= Voskresenie =

The Voskresenie (Resurrection or Sunday) was a left-leaning, quasi-Masonic sect, which existed in Petrograd between 1918 and 1928. The group, which consisted of philosophers, professionals, and members of the Religious Philosophical Society, sought to support the Bolsheviks' economic policy but oppose their atheistic culture, and in so doing to 'renew humanity and the construction of communism' (as seen in Brandist 2002, p. 28).

==First gathering==
In December 1917, several employees of the Imperial Public Library gathered at the flat of philosopher Georgy Fedotov to discuss the recent October Revolution and the manner with which the intelligentsia should respond to the social revolution. Continuing in traditions of the masonic Religious-Philosophic Society, which had been run by their mentors - Dmitry Merezhkovsky and his wife Zinaida Gippius - the group critically accepted the revolution, but urged that people be free to express their spiritual beliefs.

==Leadership and themes==
By March 1918, the circle included at least 18 formally recognised members. The leaders were Fedorov and Alexander Meyer, who argued for the union (smychka) of Christianity and social revolution (ibid.). The majority of participants of the circle were skeptical about the official position of the Russian Orthodox Church, believing that free development of Christian ideas within the Church was impossible. Meetings were held in the apartments of the Free Philosophical Association, though after they were closed in 1923, the meetings were held in the flats of K.A. Polovtsova (7 Maly Avenue of Petrogradskaya Side) and P.F. Smotritsky (18 Geslerovsky Lane); in 1917-28, no fewer than 150 people attended these meetings.
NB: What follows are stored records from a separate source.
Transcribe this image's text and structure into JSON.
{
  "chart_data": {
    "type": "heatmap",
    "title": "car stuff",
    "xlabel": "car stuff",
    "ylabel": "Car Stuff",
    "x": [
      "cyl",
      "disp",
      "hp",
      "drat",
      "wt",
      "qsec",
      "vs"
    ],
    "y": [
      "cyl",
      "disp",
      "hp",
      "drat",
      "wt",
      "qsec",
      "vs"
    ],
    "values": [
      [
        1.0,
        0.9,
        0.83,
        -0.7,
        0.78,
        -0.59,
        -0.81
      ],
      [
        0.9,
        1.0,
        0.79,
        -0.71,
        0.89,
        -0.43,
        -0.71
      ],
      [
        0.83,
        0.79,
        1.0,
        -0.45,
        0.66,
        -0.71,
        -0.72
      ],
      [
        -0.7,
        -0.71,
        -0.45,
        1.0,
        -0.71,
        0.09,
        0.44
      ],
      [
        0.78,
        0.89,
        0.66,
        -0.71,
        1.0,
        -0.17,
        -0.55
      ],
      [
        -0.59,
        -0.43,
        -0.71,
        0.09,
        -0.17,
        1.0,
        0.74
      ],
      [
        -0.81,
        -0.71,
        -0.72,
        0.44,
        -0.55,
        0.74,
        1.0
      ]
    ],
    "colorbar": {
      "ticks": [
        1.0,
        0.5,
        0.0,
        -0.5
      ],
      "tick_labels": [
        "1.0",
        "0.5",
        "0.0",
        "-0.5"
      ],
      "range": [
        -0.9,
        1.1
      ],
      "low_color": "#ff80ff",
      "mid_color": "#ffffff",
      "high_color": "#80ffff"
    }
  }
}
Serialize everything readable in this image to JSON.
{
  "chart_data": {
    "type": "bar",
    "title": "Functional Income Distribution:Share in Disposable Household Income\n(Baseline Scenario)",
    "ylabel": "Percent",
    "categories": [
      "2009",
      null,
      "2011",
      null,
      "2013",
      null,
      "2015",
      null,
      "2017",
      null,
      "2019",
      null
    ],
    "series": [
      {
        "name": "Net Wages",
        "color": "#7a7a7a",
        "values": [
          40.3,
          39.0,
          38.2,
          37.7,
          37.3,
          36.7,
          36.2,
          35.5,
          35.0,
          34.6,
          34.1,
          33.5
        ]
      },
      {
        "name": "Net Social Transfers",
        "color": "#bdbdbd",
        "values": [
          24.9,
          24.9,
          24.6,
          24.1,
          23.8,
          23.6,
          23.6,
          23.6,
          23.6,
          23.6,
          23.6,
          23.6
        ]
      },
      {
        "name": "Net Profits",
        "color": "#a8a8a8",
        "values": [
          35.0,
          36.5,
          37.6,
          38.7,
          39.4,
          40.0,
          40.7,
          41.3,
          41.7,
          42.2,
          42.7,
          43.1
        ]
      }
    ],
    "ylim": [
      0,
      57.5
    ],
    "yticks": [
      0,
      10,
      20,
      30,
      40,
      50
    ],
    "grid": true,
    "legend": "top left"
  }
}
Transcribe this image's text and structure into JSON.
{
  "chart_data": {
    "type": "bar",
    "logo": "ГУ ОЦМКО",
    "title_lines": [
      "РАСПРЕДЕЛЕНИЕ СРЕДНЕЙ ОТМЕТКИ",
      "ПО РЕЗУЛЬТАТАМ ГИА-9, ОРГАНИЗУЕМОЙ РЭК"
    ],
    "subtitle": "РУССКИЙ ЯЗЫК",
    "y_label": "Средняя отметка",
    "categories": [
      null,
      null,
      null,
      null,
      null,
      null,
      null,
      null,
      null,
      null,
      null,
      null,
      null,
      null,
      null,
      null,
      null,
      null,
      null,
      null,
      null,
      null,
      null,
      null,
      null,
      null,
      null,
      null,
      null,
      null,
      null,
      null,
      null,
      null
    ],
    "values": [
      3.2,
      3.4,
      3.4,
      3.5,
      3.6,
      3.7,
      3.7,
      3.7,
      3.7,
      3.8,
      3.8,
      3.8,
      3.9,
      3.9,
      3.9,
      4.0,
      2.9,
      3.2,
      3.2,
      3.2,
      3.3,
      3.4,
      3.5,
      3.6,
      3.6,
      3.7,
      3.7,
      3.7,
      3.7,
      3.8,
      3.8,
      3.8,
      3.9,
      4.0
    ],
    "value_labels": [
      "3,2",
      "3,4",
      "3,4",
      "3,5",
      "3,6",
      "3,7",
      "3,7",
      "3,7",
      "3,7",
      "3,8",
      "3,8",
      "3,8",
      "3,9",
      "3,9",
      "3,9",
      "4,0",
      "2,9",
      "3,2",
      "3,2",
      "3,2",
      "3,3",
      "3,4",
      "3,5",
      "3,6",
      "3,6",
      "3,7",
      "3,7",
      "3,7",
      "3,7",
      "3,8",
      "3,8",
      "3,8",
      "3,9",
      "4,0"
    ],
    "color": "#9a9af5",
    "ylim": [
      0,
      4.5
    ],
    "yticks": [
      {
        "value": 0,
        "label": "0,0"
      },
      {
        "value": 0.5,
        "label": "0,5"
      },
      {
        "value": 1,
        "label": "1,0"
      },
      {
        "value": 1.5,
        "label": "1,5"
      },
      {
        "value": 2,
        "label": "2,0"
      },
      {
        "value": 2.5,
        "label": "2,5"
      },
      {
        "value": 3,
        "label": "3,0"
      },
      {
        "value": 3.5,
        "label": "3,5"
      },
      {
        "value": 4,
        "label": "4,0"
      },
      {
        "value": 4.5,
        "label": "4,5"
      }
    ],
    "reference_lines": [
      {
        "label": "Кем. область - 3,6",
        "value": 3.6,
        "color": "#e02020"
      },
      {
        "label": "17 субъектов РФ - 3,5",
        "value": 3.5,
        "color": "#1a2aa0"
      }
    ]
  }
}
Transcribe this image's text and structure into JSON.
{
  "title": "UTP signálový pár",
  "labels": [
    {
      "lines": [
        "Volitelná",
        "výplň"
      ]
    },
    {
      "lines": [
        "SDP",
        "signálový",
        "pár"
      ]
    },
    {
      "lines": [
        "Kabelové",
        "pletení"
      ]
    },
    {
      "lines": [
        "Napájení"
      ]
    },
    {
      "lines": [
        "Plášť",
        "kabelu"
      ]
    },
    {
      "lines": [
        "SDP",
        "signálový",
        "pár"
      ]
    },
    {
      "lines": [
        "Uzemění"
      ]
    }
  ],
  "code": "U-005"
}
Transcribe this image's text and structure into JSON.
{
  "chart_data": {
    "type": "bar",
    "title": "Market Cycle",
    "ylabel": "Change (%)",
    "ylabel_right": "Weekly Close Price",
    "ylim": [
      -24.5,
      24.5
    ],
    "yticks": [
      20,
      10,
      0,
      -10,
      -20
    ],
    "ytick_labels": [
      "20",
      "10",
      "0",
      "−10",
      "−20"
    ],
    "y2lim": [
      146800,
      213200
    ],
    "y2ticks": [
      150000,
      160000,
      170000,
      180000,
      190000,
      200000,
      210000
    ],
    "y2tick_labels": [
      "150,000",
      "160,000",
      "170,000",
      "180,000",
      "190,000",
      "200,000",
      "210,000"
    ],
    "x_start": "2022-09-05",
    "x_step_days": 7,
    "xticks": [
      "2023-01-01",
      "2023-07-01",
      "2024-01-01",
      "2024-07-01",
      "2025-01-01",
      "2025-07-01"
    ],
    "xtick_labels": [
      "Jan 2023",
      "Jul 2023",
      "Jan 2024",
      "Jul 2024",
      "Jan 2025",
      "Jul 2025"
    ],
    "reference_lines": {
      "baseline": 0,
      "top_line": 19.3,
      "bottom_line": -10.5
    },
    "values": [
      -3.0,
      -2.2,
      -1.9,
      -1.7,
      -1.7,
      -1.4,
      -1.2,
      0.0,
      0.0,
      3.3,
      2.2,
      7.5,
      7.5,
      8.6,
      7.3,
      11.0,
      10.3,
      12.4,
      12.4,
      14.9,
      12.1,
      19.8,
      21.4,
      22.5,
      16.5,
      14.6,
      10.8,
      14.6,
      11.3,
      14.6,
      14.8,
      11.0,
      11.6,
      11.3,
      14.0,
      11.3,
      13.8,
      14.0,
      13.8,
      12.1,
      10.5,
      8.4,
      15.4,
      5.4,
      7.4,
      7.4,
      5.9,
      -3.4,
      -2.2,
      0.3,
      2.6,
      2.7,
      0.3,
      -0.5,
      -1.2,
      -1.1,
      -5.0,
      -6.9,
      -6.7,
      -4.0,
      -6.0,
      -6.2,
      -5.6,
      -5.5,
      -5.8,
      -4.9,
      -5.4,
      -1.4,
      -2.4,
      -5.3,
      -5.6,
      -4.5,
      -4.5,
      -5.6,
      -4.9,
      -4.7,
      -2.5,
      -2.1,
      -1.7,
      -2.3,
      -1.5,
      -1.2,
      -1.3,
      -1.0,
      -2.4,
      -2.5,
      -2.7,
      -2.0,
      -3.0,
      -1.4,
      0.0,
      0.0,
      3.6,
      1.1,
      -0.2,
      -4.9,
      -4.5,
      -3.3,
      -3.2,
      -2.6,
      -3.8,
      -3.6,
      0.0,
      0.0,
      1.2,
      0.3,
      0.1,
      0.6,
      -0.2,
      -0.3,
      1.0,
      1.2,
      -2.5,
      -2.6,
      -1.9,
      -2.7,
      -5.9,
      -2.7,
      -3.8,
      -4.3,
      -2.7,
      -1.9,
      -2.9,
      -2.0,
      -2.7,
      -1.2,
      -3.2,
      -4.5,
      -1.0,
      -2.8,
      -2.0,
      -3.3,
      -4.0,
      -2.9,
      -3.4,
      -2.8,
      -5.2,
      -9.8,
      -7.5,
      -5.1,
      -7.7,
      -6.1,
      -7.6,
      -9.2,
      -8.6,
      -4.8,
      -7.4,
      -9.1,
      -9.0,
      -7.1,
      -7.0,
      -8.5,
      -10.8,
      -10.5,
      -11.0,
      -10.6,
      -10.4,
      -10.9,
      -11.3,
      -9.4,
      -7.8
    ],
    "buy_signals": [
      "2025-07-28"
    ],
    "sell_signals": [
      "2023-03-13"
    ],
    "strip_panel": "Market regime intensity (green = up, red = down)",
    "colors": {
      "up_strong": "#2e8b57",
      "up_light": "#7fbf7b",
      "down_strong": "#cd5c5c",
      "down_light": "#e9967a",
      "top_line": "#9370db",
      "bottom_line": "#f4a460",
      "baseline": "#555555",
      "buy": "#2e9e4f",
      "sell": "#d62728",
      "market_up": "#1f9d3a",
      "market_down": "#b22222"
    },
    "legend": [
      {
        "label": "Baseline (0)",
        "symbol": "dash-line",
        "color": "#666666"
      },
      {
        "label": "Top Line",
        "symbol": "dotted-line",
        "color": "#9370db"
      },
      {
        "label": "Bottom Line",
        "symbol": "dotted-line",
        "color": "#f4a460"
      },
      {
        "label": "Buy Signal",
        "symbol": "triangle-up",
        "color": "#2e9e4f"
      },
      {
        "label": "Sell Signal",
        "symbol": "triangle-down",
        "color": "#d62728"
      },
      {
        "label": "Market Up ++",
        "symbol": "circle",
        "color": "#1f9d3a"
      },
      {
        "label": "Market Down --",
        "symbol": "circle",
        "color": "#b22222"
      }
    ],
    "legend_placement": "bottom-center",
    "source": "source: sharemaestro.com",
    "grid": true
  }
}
The main discussion themes included revolution and power, religion, and society. The painter Kuzma Petrov-Vodkin occasionally visited the circle's meetings, as did philologists M.M Bakhtin and Lev Pumpyansky, although Bakhtin and Pumpyansky appeared not to have any formal connection to the group (Hirschkop 1999: p. 168). In 1918, members of the circle issued a periodical, Free Voices, although it proved to be short lived, it was published only twice, having been discontinued after opposition from Merezhkovsky.

==The name Voskresenie==
By the end of 1919, the group officially assumed the name of Voskresenie, which is the Russian word both for "Sunday" and for "Resurrection". The name reflected their hopes to see the social revolution resurrect spiritual freedoms. By this time eleven people formed the core of Voskresenie, and they organized the fraternity "Christ and Freedom", which secretly convened on Tuesdays and discussed the possibility of facilitating the merger of social revolution and Christianity. The fraternity was disbanded in 1923, on account of disagreements between its members.

==Disbanded==
After Fedorov emigrated two years later, the society came to be dominated by Meyer, who used his charismatic aura and rhetorical skill to turn the circle into a sort of religious sect or masonic lodge. On 8 December 1928, when the society was about to mark its 10th anniversary, Meyer, Bakhtin, and (about 100) other individuals associated with Voskresenie were apprehended by the OGPU (Hirschkop 1999: p. 168). The subsequent trial resulted in the Voskresenie leaders being sentenced up to ten years in labour camps. Bakhtin was found guilty for his association with the circle and on 1929-07-22 he was sentenced to five years in Siberia. Approximately 70 people were sentenced by Decree of the Collegium of the Joint State Political Administration Board on 22 July 1929.